Ça a débuté comme ça. L'homme est arrivé du travail, vers six heures et demie. Les chiens ont témoigné de leur joie, la femme aussi mais à sa manière propre. Ensuite, on a débouché une bouteille de pouilly-fuissé, en écoutant Ella Fitzgerald avec Louis Armstrong, puis (passant au chablis), Armstrong tout seul. Là, l'Irremplaçable a sorti ce qu'elle avait préparé pour ce fameux “apéro dînatoire” (billet détaillé demain, avec photo).
À neuf heures moins le quart, notre réveillon était d'une certaine manière terminé – quoiqu'il nous restât une bouteille presque inentamée de chablis.
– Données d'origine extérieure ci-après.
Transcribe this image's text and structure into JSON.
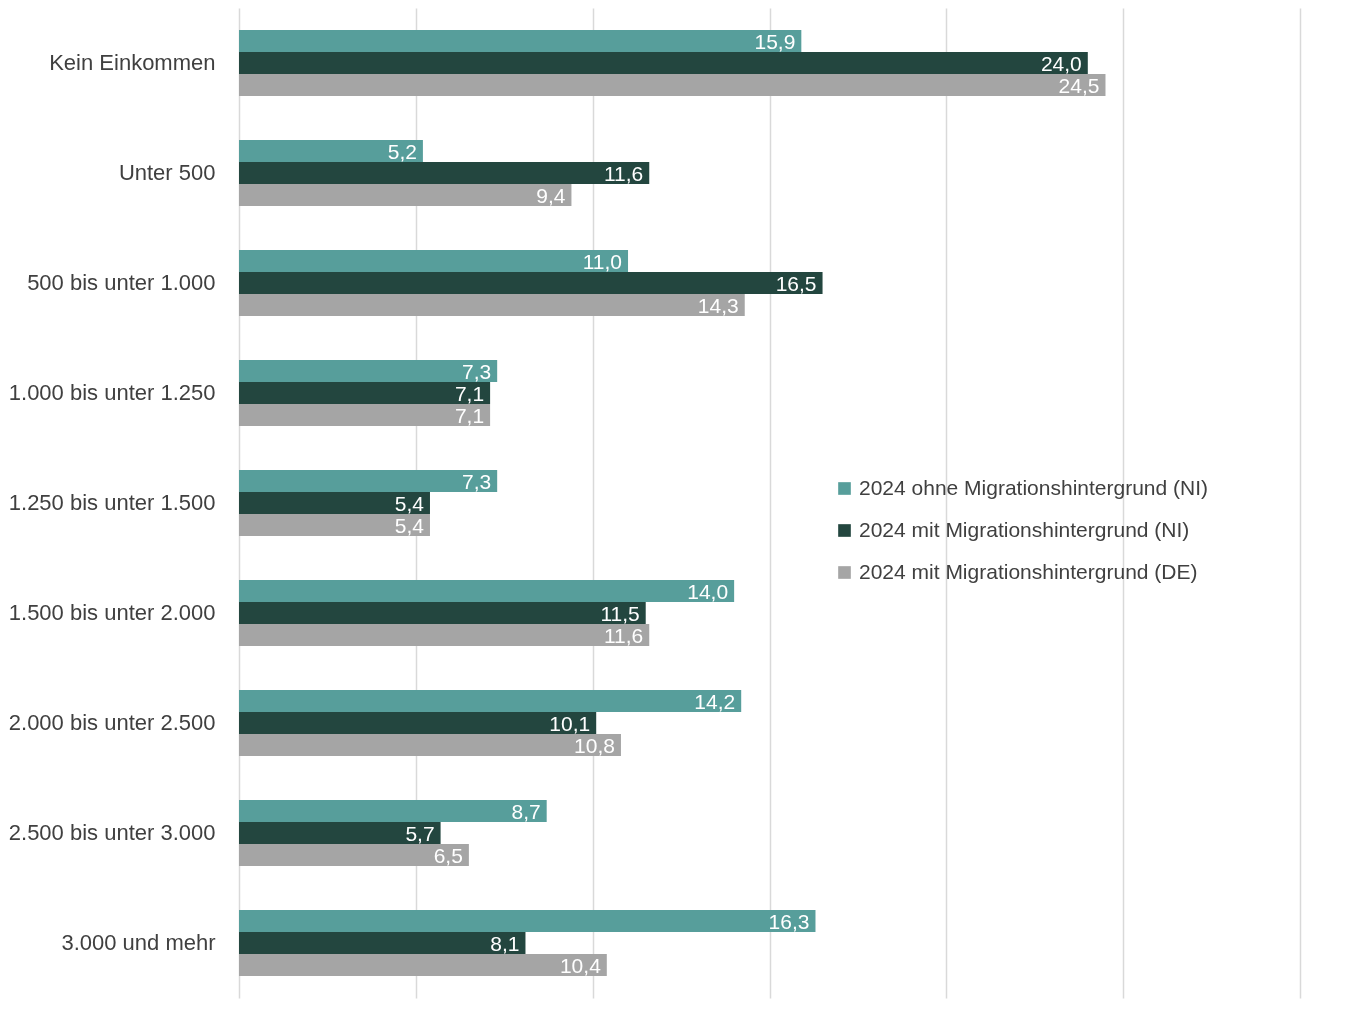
{
  "chart_data": {
    "type": "bar",
    "orientation": "horizontal",
    "categories": [
      "Kein Einkommen",
      "Unter 500",
      "500 bis unter 1.000",
      "1.000 bis unter 1.250",
      "1.250 bis unter 1.500",
      "1.500 bis unter 2.000",
      "2.000 bis unter 2.500",
      "2.500 bis unter 3.000",
      "3.000 und mehr"
    ],
    "series": [
      {
        "name": "2024 ohne Migrationshintergrund (NI)",
        "color": "#579e9b",
        "values": [
          15.9,
          5.2,
          11.0,
          7.3,
          7.3,
          14.0,
          14.2,
          8.7,
          16.3
        ],
        "value_labels": [
          "15,9",
          "5,2",
          "11,0",
          "7,3",
          "7,3",
          "14,0",
          "14,2",
          "8,7",
          "16,3"
        ]
      },
      {
        "name": "2024 mit Migrationshintergrund (NI)",
        "color": "#23463f",
        "values": [
          24.0,
          11.6,
          16.5,
          7.1,
          5.4,
          11.5,
          10.1,
          5.7,
          8.1
        ],
        "value_labels": [
          "24,0",
          "11,6",
          "16,5",
          "7,1",
          "5,4",
          "11,5",
          "10,1",
          "5,7",
          "8,1"
        ]
      },
      {
        "name": "2024 mit Migrationshintergrund (DE)",
        "color": "#a5a5a5",
        "values": [
          24.5,
          9.4,
          14.3,
          7.1,
          5.4,
          11.6,
          10.8,
          6.5,
          10.4
        ],
        "value_labels": [
          "24,5",
          "9,4",
          "14,3",
          "7,1",
          "5,4",
          "11,6",
          "10,8",
          "6,5",
          "10,4"
        ]
      }
    ],
    "xlim": [
      0,
      30
    ],
    "xticks": [
      {
        "value": 0,
        "label": null
      },
      {
        "value": 5,
        "label": null
      },
      {
        "value": 10,
        "label": null
      },
      {
        "value": 15,
        "label": null
      },
      {
        "value": 20,
        "label": null
      },
      {
        "value": 25,
        "label": null
      },
      {
        "value": 30,
        "label": null
      }
    ],
    "tick_labels": "y",
    "grid": "x",
    "legend": "right"
  }
}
Et tout cela tombait bien puisque la télévision transmettait deux films de Chaplin : La Ruée vers l'or pour commencer, The Kid, pour suivre.
Parenthèse courte : je hais les connards qui président aux destinées d'Arte, chaîne cloaquale pseudo-culturelle, dont j'espère qu'elle va rapidement crever dans d'atroces souffrances. En dehors du fait qu'ils passent tous leurs films étrangers en version doublée (dans l'espoir je suppose d'attirer trois crétins incultes supplémentaires, lesquels ne viennent évidemment jamais puisque existe TF1), pourquoi a-t-il fallu que, de La Ruée, ils nous passent cette version insupportable, doublée par Chaplin lui-même je ne sais quand, plutôt que le film original ? Sales cons ! Petites bites ! Noix vomiques ! En tout cas, ces raclures de bidet culturel nous ont au moins permis cette expérience : regarder La Ruée vers l'or vraiment muette : sans paroles, sans musique, sans rien, comme aurait dit Céline. Avec juste un retour rapide au son pour la “danse des petits pains” qui l'exigeait. Néanmoins, rancœur et pulsion de violence.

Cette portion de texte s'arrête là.